On October 7, 2025, President Trump authorized National Guard deployments in the Chicago area, citing threats to federal facilities. Illinois Governor J. B. Pritzker refused to consent, arguing that such use of the National Guard violates the Posse Comitatus Act, which bars federal troops from performing civilian law-enforcement duties without express congressional approval. The administration’s claim that Guard troops are merely “protecting federal property” stretches that narrow statutory exception to its limits. The statute, along with the Department of Defense regulations are clear: military forces may guard federal property but may not conduct arrests, investigations, or crowd control unless the Insurrection Act is properly invoked. Although President Trump has threatened to do so, no such invocation occurred.

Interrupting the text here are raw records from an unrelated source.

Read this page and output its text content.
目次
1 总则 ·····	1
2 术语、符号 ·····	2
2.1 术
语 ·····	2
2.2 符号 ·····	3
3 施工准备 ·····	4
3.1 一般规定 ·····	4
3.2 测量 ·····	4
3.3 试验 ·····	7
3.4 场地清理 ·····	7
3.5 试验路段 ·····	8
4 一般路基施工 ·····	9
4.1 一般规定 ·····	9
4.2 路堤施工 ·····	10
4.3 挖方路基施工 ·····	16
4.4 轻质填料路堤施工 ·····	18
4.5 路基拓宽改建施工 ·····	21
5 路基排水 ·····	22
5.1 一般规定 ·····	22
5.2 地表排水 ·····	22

Two days later, on October 9, a federal judge temporarily blocked the deployment, finding insufficient evidence of a public disturbance that would justify military deployment intervention. The ruling reinforced that even in the name of security, executive power must trace its authority to written law.

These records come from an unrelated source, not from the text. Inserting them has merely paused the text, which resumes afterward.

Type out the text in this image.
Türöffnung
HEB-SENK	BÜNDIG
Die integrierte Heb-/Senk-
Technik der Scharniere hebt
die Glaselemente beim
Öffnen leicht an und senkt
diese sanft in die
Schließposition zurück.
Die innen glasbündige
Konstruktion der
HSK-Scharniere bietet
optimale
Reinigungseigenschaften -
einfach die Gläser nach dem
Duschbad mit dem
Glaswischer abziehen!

Procedural compliance and the limits of executive discretion
Executive enforcement must be rooted in procedural law. The Administrative Procedure Act (APA) was enacted to prevent arbitrary executive action by requiring agencies to act transparently, justify their decisions, and follow uniform procedures before adopting or changing enforcement policies. Under 5 U.S.C. § 553, agencies must use notice-and-comment rulemaking to alter substantive rules that affect public rights or obligations. When agencies such as ICE or DHS shift enforcement priorities through internal memoranda, oral directives, or politically driven task force orders, they risk engaging in de facto rulemaking without the procedural safeguards that Congress requires.
The Supreme Court reinforced this principle in Department of Commerce v. New York (2019), striking down a federal action for lacking a genuine, documented rationale. The same reasoning applies here: if ICE and DHS expanded their enforcement scope in Chicago without documented analysis or public justification, those actions not only bypass congressional accountability but are likely to be found procedurally invalid under the APA. These procedural rules ensure not only fairness but also stability; without them, enforcement becomes reactive and inconsistent, and civilians face a heightened risk of oppression at the hands of law enforcement.

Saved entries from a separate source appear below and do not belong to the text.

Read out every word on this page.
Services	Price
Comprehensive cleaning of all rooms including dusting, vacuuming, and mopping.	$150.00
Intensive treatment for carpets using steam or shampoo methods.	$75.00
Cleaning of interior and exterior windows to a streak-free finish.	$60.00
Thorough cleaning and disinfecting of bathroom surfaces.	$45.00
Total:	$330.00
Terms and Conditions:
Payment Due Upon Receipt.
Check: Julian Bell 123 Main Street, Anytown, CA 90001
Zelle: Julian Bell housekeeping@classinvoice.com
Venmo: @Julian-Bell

The cost of ignoring the rulebook
The legal boundaries governing federal enforcement exist to prevent abuse and preserve legitimacy. Requiring warrants under 8 C.F.R. § 287.8 protects individuals from unreasonable searches, the same principle embodied in the Fourth Amendment. Similarly, the Posse Comitatus Act limits military involvement in civilian governance to preserve state authority and civilian freedom. Internal compliance mechanisms within agencies depend on a shared understanding that rules apply equally to everyone at every level of power. Ignoring statutory and procedural limits carries both legal and institutional consequences. Agencies that cannot justify their actions with clear authority face injunctions and judicial scrutiny. Bypassing statutory procedure could become precedent, thus normalizing shortcuts and improvisation in the name of efficiency. Once the public observes federal actors treating legal limits as optional, trust in the government falters, and rebuilding institutional credibility becomes far more difficult than adhering to the rules in the first place. The resulting environment breeds errors, civil rights violations, and costly litigation that the public ultimately pays for.
Law must lead power
The confrontation between federal and state authorities in Chicago extends beyond immigration policy; it raises a deeper constitutional question – whether governmental power in America remains bound by the law. Federal authority carries legitimacy only when exercised through legal procedures that give it meaning. When those procedures are disregarded, the government stops enforcing the law and democracy is at risk. The rule of law depends not only on the power to act but on the discipline to act lawfully—and that discipline begins with adhering to the rules already written.